Anche se può sembrare incredibile, secondo studi storici il Wrestling professionistico di Hulk Hogan, The Rock, John Cena e Rey Mysterio affonda le proprie radici nell’Europa del tardo Ottocento. Al contrario di oggi però, durante le sue prime decadi di vita sulle carovane itineranti dei circhi di villaggio questa lotta “circense” aveva sempre mantenuto una totale riserbo sulla natura “concordata” delle esibizioni. Le trame dei vari incontri venivano rigorosamente programmate passo dopo passo e registrate all’interno di un documento segreto, una sorta di copione teatrale, accessibile solo ai contendenti: il “kayfable”.

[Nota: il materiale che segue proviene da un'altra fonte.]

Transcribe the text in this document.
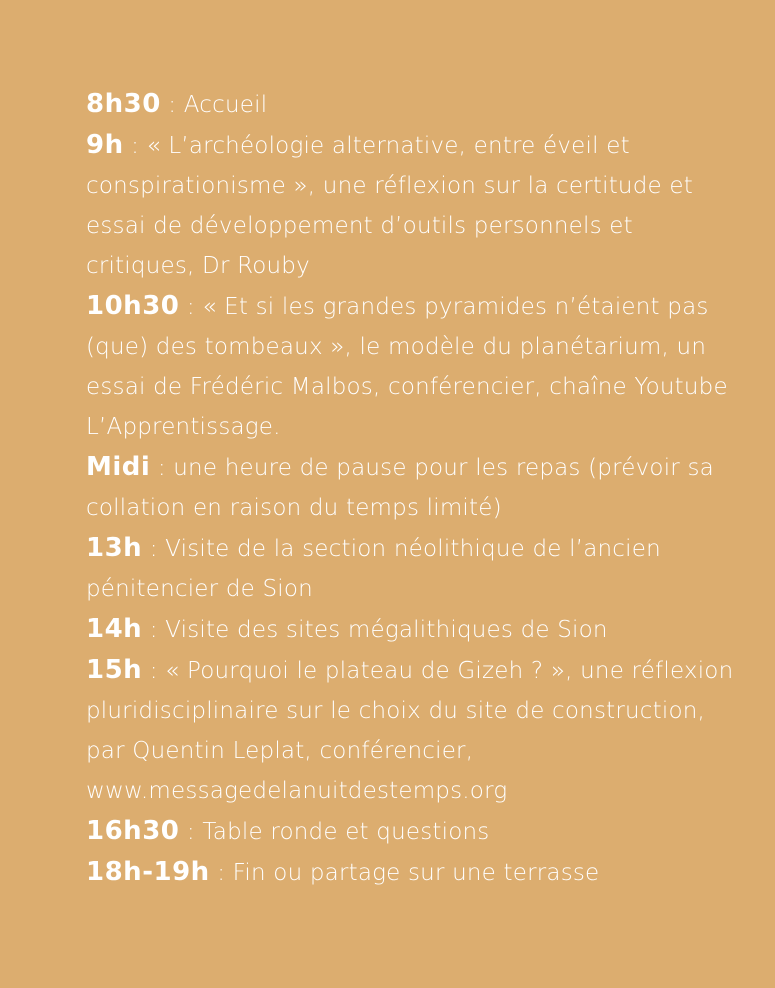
8h30 : Accueil
9h : « L’archéologie alternative, entre éveil et conspirationisme », une réflexion sur la certitude et essai de développement d’outils personnels et critiques, Dr Rouby
10h30 : « Et si les grandes pyramides n’étaient pas (que) des tombeaux », le modèle du planétarium, un essai de Frédéric Malbos, conférencier, chaîne Youtube L’Apprentissage.
Midi : une heure de pause pour les repas (prévoir sa collation en raison du temps limité)
13h : Visite de la section néolithique de l’ancien pénitencier de Sion
14h : Visite des sites mégalithiques de Sion
15h : « Pourquoi le plateau de Gizeh ? », une réflexion pluridisciplinaire sur le choix du site de construction, par Quentin Leplat, conférencier, www.messagedelanuitdestemps.org
16h30 : Table ronde et questions
18h-19h : Fin ou partage sur une terrasse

Ancora nell’America di inizio anni Ottanta, la natura segreta dello show rendeva l’accesso a questo mondo una sorta di iniziazione graduale. Gli aspiranti wrestler venivano allenati atleticamente e seguiti accuratamente in modo da capire se erano pronti per accedere ai “misteri” della disciplina . Prestanza fisica e carisma sul ring non bastavano; ai wrestler sarebbe stato assegnato un “personaggio” da interpretare lungo le story-line dei vari incontri seguendo scrupolosamente il kayfable. Ma la parte più difficile veniva dopo: al fine di mettere in sicurezza la segretezza degli incontri il wrestler professionista era tenuto a continuare a “essere” il proprio personaggio anche nella propria vita privata; a chiamarsi come lui e perfino di comportarsi come lui in pubblico. Ai novizi veniva perciò chiesto di trasformarsi in personaggi teatrali e circensi in modo permanente: una scelta notevole, che richiedeva non pochi sacrifici e disciplina.

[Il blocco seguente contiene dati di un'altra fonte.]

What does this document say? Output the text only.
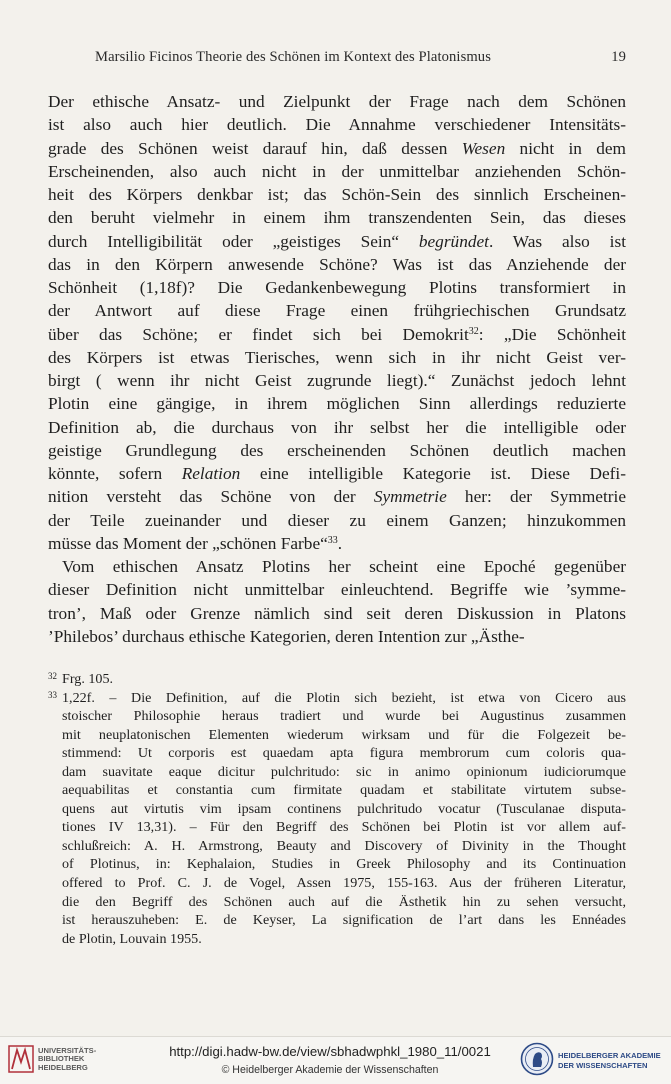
Marsilio Ficinos Theorie des Schönen im Kontext des Platonismus	19
Der ethische Ansatz- und Zielpunkt der Frage nach dem Schönen
ist also auch hier deutlich. Die Annahme verschiedener Intensitäts-
grade des Schönen weist darauf hin, daß dessen Wesen nicht in dem
Erscheinenden, also auch nicht in der unmittelbar anziehenden Schön-
heit des Körpers denkbar ist; das Schön-Sein des sinnlich Erscheinen-
den beruht vielmehr in einem ihm transzendenten Sein, das dieses
durch Intelligibilität oder „geistiges Sein“ begründet. Was also ist
das in den Körpern anwesende Schöne? Was ist das Anziehende der
Schönheit (1,18f)? Die Gedankenbewegung Plotins transformiert in
der Antwort auf diese Frage einen frühgriechischen Grundsatz
über das Schöne; er findet sich bei Demokrit$^{32}$: „Die Schönheit
des Körpers ist etwas Tierisches, wenn sich in ihr nicht Geist ver-
birgt ( wenn ihr nicht Geist zugrunde liegt).“ Zunächst jedoch lehnt
Plotin eine gängige, in ihrem möglichen Sinn allerdings reduzierte
Definition ab, die durchaus von ihr selbst her die intelligible oder
geistige Grundlegung des erscheinenden Schönen deutlich machen
könnte, sofern Relation eine intelligible Kategorie ist. Diese Defi-
nition versteht das Schöne von der Symmetrie her: der Symmetrie
der Teile zueinander und dieser zu einem Ganzen; hinzukommen
müsse das Moment der „schönen Farbe“$^{33}$.
Vom ethischen Ansatz Plotins her scheint eine Epoché gegenüber
dieser Definition nicht unmittelbar einleuchtend. Begriffe wie ’symme-
tron’, Maß oder Grenze nämlich sind seit deren Diskussion in Platons
’Philebos’ durchaus ethische Kategorien, deren Intention zur „Ästhe-
32 Frg. 105.
33 1,22f. – Die Definition, auf die Plotin sich bezieht, ist etwa von Cicero aus
stoischer Philosophie heraus tradiert und wurde bei Augustinus zusammen
mit neuplatonischen Elementen wiederum wirksam und für die Folgezeit be-
stimmend: Ut corporis est quaedam apta figura membrorum cum coloris qua-
dam suavitate eaque dicitur pulchritudo: sic in animo opinionum iudiciorumque
aequabilitas et constantia cum firmitate quadam et stabilitate virtutem subse-
quens aut virtutis vim ipsam continens pulchritudo vocatur (Tusculanae disputa-
tiones IV 13,31). – Für den Begriff des Schönen bei Plotin ist vor allem auf-
schlußreich: A. H. Armstrong, Beauty and Discovery of Divinity in the Thought
of Plotinus, in: Kephalaion, Studies in Greek Philosophy and its Continuation
offered to Prof. C. J. de Vogel, Assen 1975, 155-163. Aus der früheren Literatur,
die den Begriff des Schönen auch auf die Ästhetik hin zu sehen versucht,
ist herauszuheben: E. de Keyser, La signification de l’art dans les Ennéades
de Plotin, Louvain 1955.
UNIVERSITÄTS-
BIBLIOTHEK
HEIDELBERG
http://digi.hadw-bw.de/view/sbhadwphkl_1980_11/0021
© Heidelberger Akademie der Wissenschaften
HEIDELBERGER AKADEMIE
DER WISSENSCHAFTEN
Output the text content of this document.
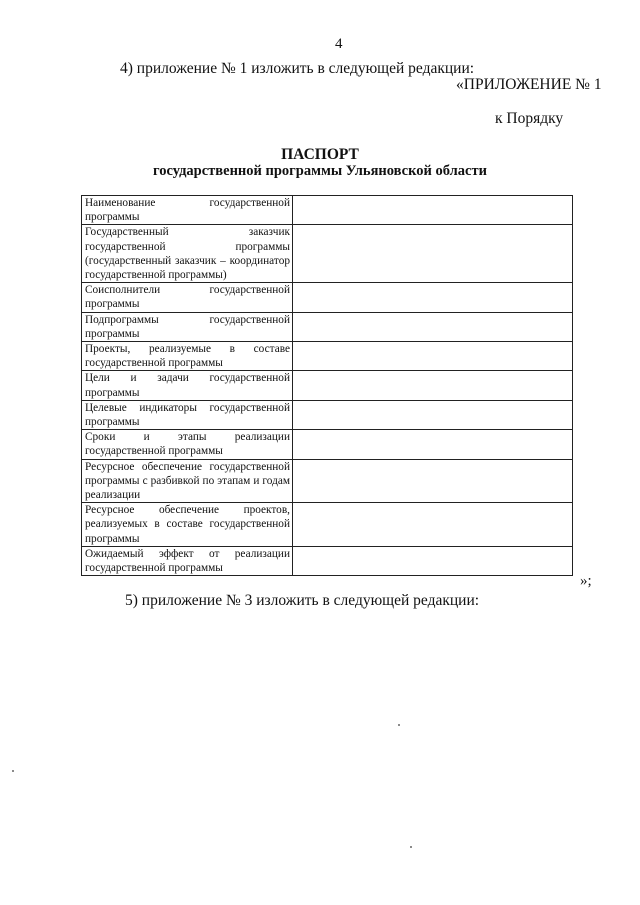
4
4) приложение № 1 изложить в следующей редакции:
«ПРИЛОЖЕНИЕ № 1
к Порядку
ПАСПОРТ
государственной программы Ульяновской области
Наименование государственной программы	
Государственный заказчик государственной программы (государственный заказчик – координатор государственной программы)	
Соисполнители государственной программы	
Подпрограммы государственной программы	
Проекты, реализуемые в составе государственной программы	
Цели и задачи государственной программы	
Целевые индикаторы государственной программы	
Сроки и этапы реализации государственной программы	
Ресурсное обеспечение государственной программы с разбивкой по этапам и годам реализации	
Ресурсное обеспечение проектов, реализуемых в составе государственной программы	
Ожидаемый эффект от реализации государственной программы	
»;
5) приложение № 3 изложить в следующей редакции:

Intendiamoci, non che il carattere “concordato” degli incontri non fosse una sorta di “segreto aperto” anche per il pubblico. Ma il silenzio e l’ambiguità degli organizzatori su questo punto lasciavano un margine di dubbio su fino a che punto si trattasse davvero solo di finzione.
Le cose iniziano però a cambiare a circa metà degli anni Ottanta, quando Vincent MacMahon, indiscusso padre-padrone del Wrestling professionistico moderno, ebbe una intuizione geniale che cambierà per sempre la storia di uno dei più lucrativi show-business d’America: la natura profondamente “relativa” del concetto umano di verità.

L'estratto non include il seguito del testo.